Letter writer David Brandenburg argues that the causes and nature of the War of 1812 have been misrepresented in recent coverage of conflict's ("Sun readers aren't getting the truth about War of 1812," July 4). He asserts that it was an unjust war of aggression by the United States.

In his zeal to make the case he fails to acknowledge that the U.S. had legitimate, long-standing and unredressed grievances with Britain. Interference with our trade as a neutral country, impressment of American sailors, and agitation among Native American tribes along our western frontier were three of the most prominent.

For the young and woefully unprepared United States to declare war on the greatest world power of the day speaks to the deep sense of frustration over Britain's failure to respect U.S. sovereignty. It was described by many at the time as a "second war for independence."

Even the initially pacifist lawyer, Francis Scott Key, who called the war "a lump of wickedness," later enlisted in the District of Columbia militia and served as an aide to Gen. Walter Smith.

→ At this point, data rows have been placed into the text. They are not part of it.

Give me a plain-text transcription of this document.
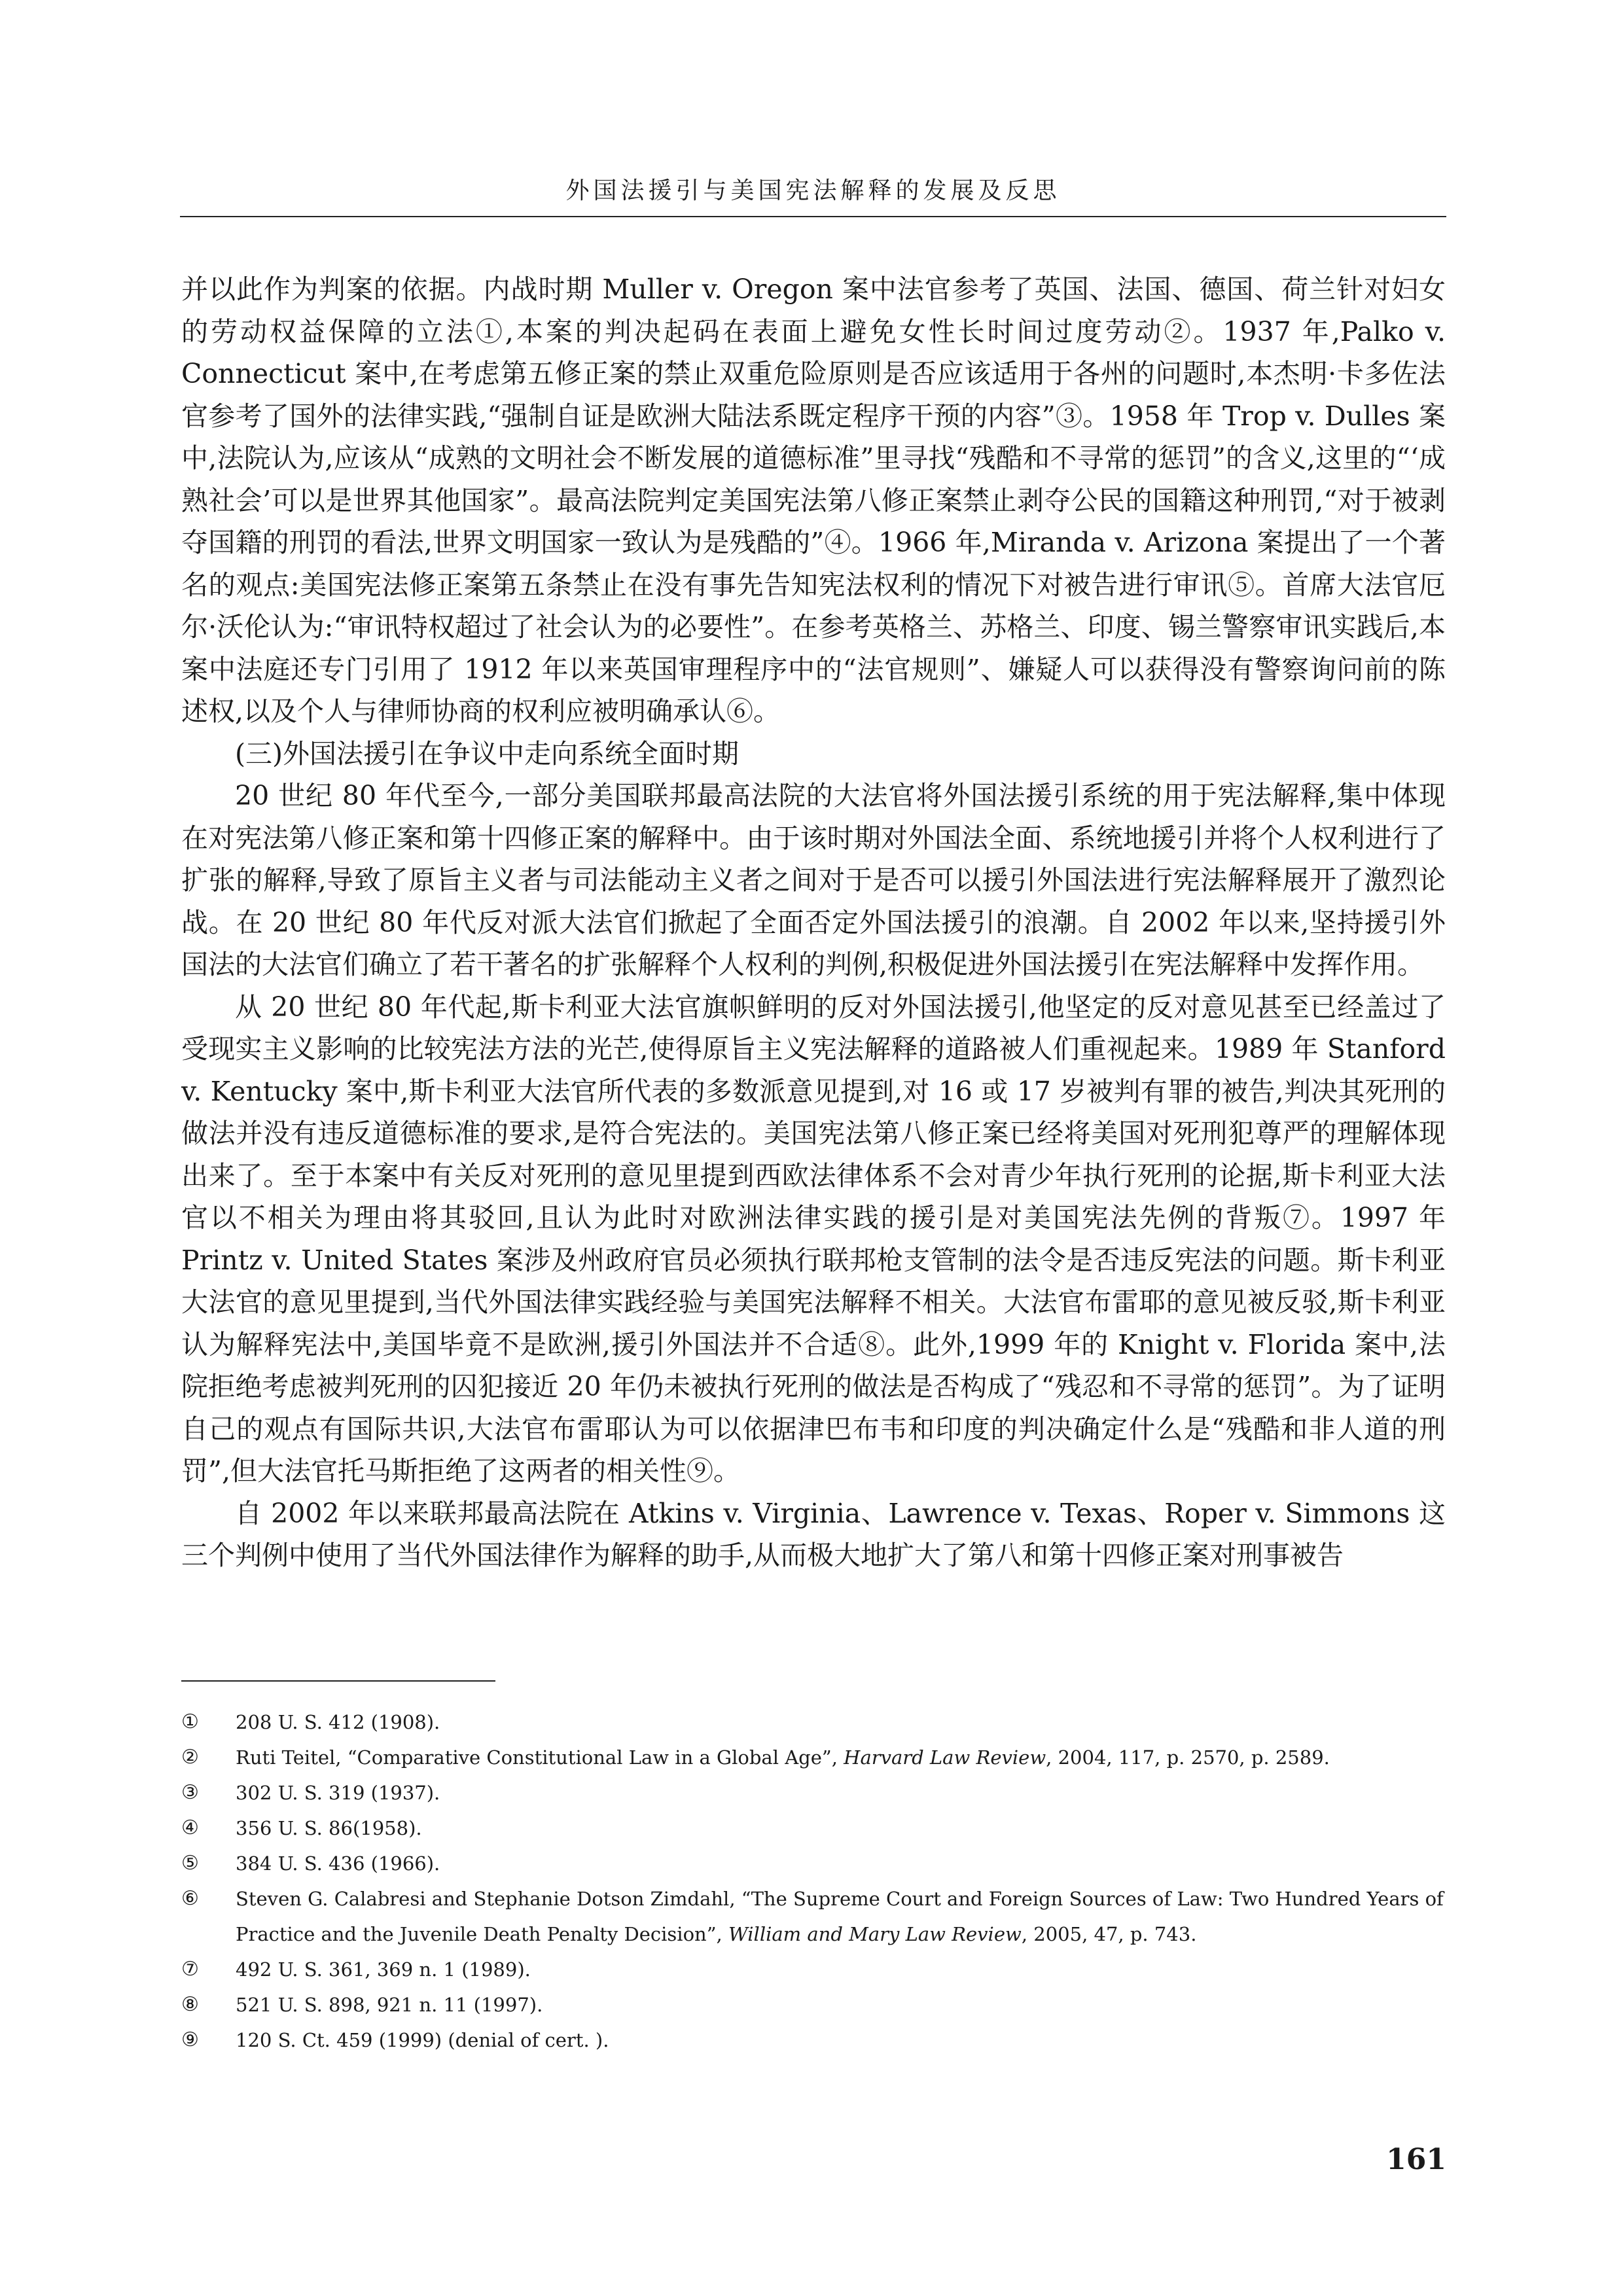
外国法援引与美国宪法解释的发展及反思

并以此作为判案的依据。内战时期 Muller v. Oregon 案中法官参考了英国、法国、德国、荷兰针对妇女的劳动权益保障的立法①,本案的判决起码在表面上避免女性长时间过度劳动②。1937 年,Palko v. Connecticut 案中,在考虑第五修正案的禁止双重危险原则是否应该适用于各州的问题时,本杰明·卡多佐法官参考了国外的法律实践,“强制自证是欧洲大陆法系既定程序干预的内容”③。1958 年 Trop v. Dulles 案中,法院认为,应该从“成熟的文明社会不断发展的道德标准”里寻找“残酷和不寻常的惩罚”的含义,这里的“‘成熟社会’可以是世界其他国家”。最高法院判定美国宪法第八修正案禁止剥夺公民的国籍这种刑罚,“对于被剥夺国籍的刑罚的看法,世界文明国家一致认为是残酷的”④。1966 年,Miranda v. Arizona 案提出了一个著名的观点:美国宪法修正案第五条禁止在没有事先告知宪法权利的情况下对被告进行审讯⑤。首席大法官厄尔·沃伦认为:“审讯特权超过了社会认为的必要性”。在参考英格兰、苏格兰、印度、锡兰警察审讯实践后,本案中法庭还专门引用了 1912 年以来英国审理程序中的“法官规则”、嫌疑人可以获得没有警察询问前的陈述权,以及个人与律师协商的权利应被明确承认⑥。

(三)外国法援引在争议中走向系统全面时期

20 世纪 80 年代至今,一部分美国联邦最高法院的大法官将外国法援引系统的用于宪法解释,集中体现在对宪法第八修正案和第十四修正案的解释中。由于该时期对外国法全面、系统地援引并将个人权利进行了扩张的解释,导致了原旨主义者与司法能动主义者之间对于是否可以援引外国法进行宪法解释展开了激烈论战。在 20 世纪 80 年代反对派大法官们掀起了全面否定外国法援引的浪潮。自 2002 年以来,坚持援引外国法的大法官们确立了若干著名的扩张解释个人权利的判例,积极促进外国法援引在宪法解释中发挥作用。

从 20 世纪 80 年代起,斯卡利亚大法官旗帜鲜明的反对外国法援引,他坚定的反对意见甚至已经盖过了受现实主义影响的比较宪法方法的光芒,使得原旨主义宪法解释的道路被人们重视起来。1989 年 Stanford v. Kentucky 案中,斯卡利亚大法官所代表的多数派意见提到,对 16 或 17 岁被判有罪的被告,判决其死刑的做法并没有违反道德标准的要求,是符合宪法的。美国宪法第八修正案已经将美国对死刑犯尊严的理解体现出来了。至于本案中有关反对死刑的意见里提到西欧法律体系不会对青少年执行死刑的论据,斯卡利亚大法官以不相关为理由将其驳回,且认为此时对欧洲法律实践的援引是对美国宪法先例的背叛⑦。1997 年 Printz v. United States 案涉及州政府官员必须执行联邦枪支管制的法令是否违反宪法的问题。斯卡利亚大法官的意见里提到,当代外国法律实践经验与美国宪法解释不相关。大法官布雷耶的意见被反驳,斯卡利亚认为解释宪法中,美国毕竟不是欧洲,援引外国法并不合适⑧。此外,1999 年的 Knight v. Florida 案中,法院拒绝考虑被判死刑的囚犯接近 20 年仍未被执行死刑的做法是否构成了“残忍和不寻常的惩罚”。为了证明自己的观点有国际共识,大法官布雷耶认为可以依据津巴布韦和印度的判决确定什么是“残酷和非人道的刑罚”,但大法官托马斯拒绝了这两者的相关性⑨。

自 2002 年以来联邦最高法院在 Atkins v. Virginia、Lawrence v. Texas、Roper v. Simmons 这三个判例中使用了当代外国法律作为解释的助手,从而极大地扩大了第八和第十四修正案对刑事被告

①	208 U. S. 412 (1908).
②	Ruti Teitel, “Comparative Constitutional Law in a Global Age”, Harvard Law Review, 2004, 117, p. 2570, p. 2589.
③	302 U. S. 319 (1937).
④	356 U. S. 86(1958).
⑤	384 U. S. 436 (1966).
⑥	Steven G. Calabresi and Stephanie Dotson Zimdahl, “The Supreme Court and Foreign Sources of Law: Two Hundred Years of Practice and the Juvenile Death Penalty Decision”, William and Mary Law Review, 2005, 47, p. 743.
⑦	492 U. S. 361, 369 n. 1 (1989).
⑧	521 U. S. 898, 921 n. 11 (1997).
⑨	120 S. Ct. 459 (1999) (denial of cert. ).
161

That Congressional "warhawks" used the pretext of conflict with Britain to further their ambitions to invade and ultimately annex Canada is without question. Several New England states did contemplate secession due to the war's negative impact on their commercial interests with Britain and Canada. No war is without elements of self-serving political and economic motivation, as well as examples of incompetence and atrocities on all sides.

It is well that that the myth of the "good war" is dead. But, the heroic and glorious deeds of individuals and groups — the citizens of Baltimore, for one example — in coming together to defend their homes, their community and their national sovereignty deserve to be deeply respected, long remembered and joyously celebrated.